Even though Smalls needs to make $3,000 a night just to break even, there’s a good reason founder Mitch Borden charges only a $20 cover with a one- drink minimum: “I wanted to try to keep the prices down in order to attract a hipper, more diverse crowd [to a show] that jazz enthusiasts and musicians could afford.”
Like other Greenwich Village veterans, Borden, a jazz violinist and high school friend of Bruce Springsteen’s, bemoans the gentrification that has forced so many of the nabe’s famed nightspots to shutter in recent years. But he also said the infusion of affluence has had its advantages. “It’s definitely made the area a lot safer, which is a good thing. So has having high-end restaurants like Bobo, Bar 13 and Mary’s Fish Camp because we now have customers who think nothing of coming in after dinner and spending a hundred dollars. We deal with the poorest of the poor to the richest of the rich.”
Fat Cat, 75 Christopher Street, 212-675-6056, www.fatcatmusic.org | Once a roller disco and a bowling alley, this cavernous club, which Borden opened in 2002, features three bands a night, including a nightly jam session that runs until 4 a.m. Acts in September will include Noller/Sylla, the Jordan Pettay Band and the Gary Fisher Trio. Before you settle into your seats (and even during the show), you can shoot pool or get in a round of ping-pong or Foosball. There are even tables for chess, checkers and backgammon.
Mezzrow, 163 West 10th Street, 646-476-4346, www.mezzrow.com | If you’re looking for a slightly more subdued environment, check out Mezzrow, the companion to Smalls that Borden and musician Spike Wilner opened in 2014. Billed as “a musical environment run for musicians by musicians,” it’s named after clarinetist Milton “Mezz” Mezzrow, who was Louis Armstrong’s personal assistant. Furnished with red leather banquettes, the club has recently hosted such performers as Ron Carter, Kenny Barron and Joanne Brackeen.
Arthur’s Tavern, 57 Grove Street, 212-675-6879, www.arthurstavernnyc.com | If consistency is what you’re looking for, then check out this dusty West Village haunt that’s been around since 1937. Past headliners include Charlie Parker and Roy Hargrove. Today, it’s a favorite among celebrities (Whoopi Goldberg, Katy Perry and Cuba Gooding Jr. have all visited within the past year), and owner Nick Cranston prides himself on the fact that you can see the same acts every week.
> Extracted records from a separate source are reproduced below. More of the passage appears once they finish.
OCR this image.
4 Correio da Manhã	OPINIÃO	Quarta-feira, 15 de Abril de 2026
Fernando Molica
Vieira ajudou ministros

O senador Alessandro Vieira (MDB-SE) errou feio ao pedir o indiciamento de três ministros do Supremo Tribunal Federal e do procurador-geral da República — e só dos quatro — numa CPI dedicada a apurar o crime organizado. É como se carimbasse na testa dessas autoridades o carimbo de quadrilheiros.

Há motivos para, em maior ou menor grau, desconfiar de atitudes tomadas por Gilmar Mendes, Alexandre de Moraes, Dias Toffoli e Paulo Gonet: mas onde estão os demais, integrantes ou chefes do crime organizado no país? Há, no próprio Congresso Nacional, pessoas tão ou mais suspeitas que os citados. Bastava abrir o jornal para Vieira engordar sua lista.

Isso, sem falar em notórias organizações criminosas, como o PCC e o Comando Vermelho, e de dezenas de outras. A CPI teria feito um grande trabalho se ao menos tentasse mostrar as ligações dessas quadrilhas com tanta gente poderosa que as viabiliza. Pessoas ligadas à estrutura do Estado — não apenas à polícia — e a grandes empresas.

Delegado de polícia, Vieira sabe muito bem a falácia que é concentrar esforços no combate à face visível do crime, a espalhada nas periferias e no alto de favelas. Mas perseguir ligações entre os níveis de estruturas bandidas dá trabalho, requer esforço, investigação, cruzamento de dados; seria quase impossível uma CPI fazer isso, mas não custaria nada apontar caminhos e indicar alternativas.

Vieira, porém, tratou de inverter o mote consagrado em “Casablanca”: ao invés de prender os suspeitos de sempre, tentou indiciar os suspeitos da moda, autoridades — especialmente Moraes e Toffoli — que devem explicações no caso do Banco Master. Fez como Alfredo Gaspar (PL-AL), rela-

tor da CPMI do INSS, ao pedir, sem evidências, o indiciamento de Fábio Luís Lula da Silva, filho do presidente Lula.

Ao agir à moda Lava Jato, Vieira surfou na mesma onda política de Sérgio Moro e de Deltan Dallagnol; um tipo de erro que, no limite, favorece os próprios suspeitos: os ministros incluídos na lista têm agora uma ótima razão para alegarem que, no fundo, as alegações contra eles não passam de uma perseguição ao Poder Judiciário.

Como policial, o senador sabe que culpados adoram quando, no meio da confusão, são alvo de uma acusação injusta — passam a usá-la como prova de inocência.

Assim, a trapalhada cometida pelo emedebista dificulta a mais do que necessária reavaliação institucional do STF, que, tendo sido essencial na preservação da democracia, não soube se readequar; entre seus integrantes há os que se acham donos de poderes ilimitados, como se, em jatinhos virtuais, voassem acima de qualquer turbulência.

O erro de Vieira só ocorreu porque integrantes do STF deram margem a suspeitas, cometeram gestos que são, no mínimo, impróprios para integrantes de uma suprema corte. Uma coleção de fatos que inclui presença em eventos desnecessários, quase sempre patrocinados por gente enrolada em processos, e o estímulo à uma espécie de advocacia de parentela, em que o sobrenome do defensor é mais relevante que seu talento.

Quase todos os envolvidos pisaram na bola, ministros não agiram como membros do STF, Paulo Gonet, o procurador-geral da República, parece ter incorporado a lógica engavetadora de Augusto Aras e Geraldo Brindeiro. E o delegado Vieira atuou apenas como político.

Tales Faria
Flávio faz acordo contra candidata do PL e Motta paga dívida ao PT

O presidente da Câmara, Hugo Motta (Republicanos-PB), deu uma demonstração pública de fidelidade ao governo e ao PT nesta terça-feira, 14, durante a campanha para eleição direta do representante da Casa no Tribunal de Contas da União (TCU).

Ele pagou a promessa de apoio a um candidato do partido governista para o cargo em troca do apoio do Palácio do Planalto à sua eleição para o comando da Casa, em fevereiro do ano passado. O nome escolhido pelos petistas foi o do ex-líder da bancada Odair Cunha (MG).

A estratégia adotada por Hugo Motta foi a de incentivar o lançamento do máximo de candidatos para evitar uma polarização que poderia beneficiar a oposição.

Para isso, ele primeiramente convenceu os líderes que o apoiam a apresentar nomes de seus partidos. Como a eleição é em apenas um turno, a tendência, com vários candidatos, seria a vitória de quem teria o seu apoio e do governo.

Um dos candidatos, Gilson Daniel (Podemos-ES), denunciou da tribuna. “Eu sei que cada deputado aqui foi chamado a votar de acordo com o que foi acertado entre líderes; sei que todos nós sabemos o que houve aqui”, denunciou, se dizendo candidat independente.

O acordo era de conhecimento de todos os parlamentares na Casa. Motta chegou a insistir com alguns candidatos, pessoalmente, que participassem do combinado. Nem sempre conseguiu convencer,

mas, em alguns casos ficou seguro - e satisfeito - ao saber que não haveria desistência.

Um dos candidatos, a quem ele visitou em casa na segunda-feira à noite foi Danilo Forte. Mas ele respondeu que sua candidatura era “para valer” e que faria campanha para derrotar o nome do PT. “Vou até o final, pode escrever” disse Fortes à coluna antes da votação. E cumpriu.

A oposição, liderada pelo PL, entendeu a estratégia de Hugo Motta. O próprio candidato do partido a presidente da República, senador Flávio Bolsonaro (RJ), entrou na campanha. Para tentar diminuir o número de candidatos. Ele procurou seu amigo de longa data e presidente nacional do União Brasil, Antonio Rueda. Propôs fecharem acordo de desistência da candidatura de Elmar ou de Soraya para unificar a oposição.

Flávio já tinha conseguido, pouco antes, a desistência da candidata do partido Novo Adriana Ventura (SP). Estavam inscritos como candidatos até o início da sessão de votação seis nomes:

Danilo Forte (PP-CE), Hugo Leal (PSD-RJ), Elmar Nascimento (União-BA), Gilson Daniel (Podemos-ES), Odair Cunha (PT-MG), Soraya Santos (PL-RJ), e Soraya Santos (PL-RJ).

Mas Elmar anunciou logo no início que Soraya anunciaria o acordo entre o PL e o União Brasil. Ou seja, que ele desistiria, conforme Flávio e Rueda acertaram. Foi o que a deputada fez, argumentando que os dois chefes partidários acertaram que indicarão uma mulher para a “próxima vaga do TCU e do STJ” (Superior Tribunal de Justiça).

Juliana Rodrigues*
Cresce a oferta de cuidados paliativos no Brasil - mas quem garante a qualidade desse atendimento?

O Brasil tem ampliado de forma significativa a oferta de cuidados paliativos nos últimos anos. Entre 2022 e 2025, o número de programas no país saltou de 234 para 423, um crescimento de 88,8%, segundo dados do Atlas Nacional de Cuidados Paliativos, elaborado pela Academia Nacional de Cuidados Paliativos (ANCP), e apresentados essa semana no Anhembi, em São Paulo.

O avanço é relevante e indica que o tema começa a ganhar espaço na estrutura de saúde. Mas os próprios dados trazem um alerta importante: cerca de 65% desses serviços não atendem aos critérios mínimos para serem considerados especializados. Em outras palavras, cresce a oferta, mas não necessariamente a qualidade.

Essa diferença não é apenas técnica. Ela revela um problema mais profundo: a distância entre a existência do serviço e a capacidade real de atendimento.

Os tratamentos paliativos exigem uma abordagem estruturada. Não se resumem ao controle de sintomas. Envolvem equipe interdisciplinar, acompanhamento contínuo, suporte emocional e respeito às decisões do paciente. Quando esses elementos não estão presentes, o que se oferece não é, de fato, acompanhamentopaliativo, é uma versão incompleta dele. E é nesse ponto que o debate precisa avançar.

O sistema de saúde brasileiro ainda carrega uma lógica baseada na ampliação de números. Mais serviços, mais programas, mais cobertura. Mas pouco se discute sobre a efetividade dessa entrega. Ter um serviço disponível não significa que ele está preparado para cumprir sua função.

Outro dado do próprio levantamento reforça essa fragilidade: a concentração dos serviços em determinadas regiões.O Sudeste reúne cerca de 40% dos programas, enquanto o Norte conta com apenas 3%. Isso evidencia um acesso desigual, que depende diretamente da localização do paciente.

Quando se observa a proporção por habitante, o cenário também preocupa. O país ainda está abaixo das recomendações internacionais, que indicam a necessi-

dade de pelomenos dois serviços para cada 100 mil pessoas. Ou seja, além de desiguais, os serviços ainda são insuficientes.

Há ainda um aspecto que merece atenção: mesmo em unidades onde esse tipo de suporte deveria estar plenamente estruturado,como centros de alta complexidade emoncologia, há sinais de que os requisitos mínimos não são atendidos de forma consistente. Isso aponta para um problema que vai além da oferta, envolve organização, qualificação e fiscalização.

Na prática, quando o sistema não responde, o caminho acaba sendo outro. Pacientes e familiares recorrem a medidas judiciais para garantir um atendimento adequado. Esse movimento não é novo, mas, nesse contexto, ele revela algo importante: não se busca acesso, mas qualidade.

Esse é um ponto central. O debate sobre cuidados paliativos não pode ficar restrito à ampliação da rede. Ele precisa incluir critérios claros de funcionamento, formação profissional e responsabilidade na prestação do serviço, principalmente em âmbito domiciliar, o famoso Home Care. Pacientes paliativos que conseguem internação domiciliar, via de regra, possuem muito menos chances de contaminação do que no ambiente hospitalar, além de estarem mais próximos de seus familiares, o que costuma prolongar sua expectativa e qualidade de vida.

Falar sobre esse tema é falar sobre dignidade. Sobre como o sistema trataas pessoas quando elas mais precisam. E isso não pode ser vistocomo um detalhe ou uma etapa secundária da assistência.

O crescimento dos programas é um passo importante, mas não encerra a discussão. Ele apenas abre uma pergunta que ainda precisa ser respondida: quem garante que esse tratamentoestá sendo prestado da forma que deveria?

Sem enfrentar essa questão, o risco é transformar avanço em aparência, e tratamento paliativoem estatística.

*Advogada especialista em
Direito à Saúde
The longest playing act is a New Orleans-style Dixieland band the Groove Street Stompers, which has played every Monday night for the past 50 years. On other nights, there’s jazz, rhythm and blues and funk from regulars such as Eve Silber and Stew Cutler & Friends. Patrons often get up and dance in this dark, smoky dive that’s decorated with old reviews and Christmas ornaments that stay up year-round. Be sure to bring plenty of cash; Arthur’s doesn’t take credit cards, and musicians pass around a tip jar during their sets.